Most incoming data to CreditorWatch points to falling trade among smaller businesses, particularly average value of invoices, which are down an extraordinary 33 per cent year on year.”
Finance expert Rachel Wastell of finance comparison website Mozo said the factors behind rising prices had changed since the RBA began raising rates last year.
“We have now shifted from globally driven supply-led inflation to homegrown demand-led inflation, and despite the rising cost of living our economy is holding up strong,” she said.
“When looking overseas, cash rates in the US, NZ and the UK are all sitting at above 5 per cent, which means Australia’s cash rate is comparatively low.
“These factors, coupled with the pressure placed on the RBA from organisations like the IMF to keep rates ‘higher for longer’ could mean that there is another cash rate rise on the horizon.”

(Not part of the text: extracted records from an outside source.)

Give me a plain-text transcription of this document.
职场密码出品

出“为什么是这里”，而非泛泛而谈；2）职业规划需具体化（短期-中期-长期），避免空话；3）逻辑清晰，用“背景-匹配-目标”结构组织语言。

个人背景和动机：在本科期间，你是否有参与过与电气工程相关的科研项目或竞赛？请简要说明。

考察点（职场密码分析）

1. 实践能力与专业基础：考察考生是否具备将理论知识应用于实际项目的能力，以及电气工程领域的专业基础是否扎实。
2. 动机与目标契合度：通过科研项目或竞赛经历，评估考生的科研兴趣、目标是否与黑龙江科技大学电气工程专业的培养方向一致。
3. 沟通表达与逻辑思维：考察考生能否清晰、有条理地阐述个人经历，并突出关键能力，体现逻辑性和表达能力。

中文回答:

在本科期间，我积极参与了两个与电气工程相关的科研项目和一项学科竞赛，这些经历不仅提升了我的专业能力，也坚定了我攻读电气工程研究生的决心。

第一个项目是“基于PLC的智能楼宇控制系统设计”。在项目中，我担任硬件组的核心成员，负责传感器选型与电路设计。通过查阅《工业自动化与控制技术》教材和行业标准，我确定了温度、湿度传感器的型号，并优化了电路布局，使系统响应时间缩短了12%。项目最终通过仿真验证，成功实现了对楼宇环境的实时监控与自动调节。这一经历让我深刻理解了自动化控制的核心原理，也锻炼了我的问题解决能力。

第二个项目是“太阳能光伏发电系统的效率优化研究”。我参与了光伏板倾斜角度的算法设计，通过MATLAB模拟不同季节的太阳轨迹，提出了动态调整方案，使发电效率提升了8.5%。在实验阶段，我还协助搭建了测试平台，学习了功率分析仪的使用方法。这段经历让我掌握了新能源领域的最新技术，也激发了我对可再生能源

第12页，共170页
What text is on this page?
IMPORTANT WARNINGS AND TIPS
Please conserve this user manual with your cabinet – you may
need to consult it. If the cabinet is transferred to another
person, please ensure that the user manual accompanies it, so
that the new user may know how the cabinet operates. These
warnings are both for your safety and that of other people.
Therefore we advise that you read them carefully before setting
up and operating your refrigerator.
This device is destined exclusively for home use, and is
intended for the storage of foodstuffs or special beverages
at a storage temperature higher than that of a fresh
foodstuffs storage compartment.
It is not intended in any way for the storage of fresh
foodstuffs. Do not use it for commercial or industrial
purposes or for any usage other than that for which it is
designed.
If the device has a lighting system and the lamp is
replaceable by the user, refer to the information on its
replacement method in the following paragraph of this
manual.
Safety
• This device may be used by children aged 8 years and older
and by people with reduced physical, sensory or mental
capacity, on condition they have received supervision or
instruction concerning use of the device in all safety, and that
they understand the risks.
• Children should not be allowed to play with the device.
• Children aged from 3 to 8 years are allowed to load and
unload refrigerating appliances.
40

She said if quarterly inflation data due at the end of the January surprised on the upside, then the February 2024 RBA meeting “is likely to be a live one”.
This week’s ANZ-Indeed job ads monitor showed a decline of almost 17 per cent from their peak in November 2022 and the largest monthly drop since 2018, excluding the pandemic.
ANZ economist Madeline Dunk said the fall showed the RBA had increased the rates enough “to reduce the inflationary pressures coming from the labour market”.
“The decline in job opportunities highlights that the labour market is cooling and points to a further lift in the unemployment rate,” she said. “We expect the number of job ads to moderate as the impacts of this tightening cycle continue to show up in the labour market.”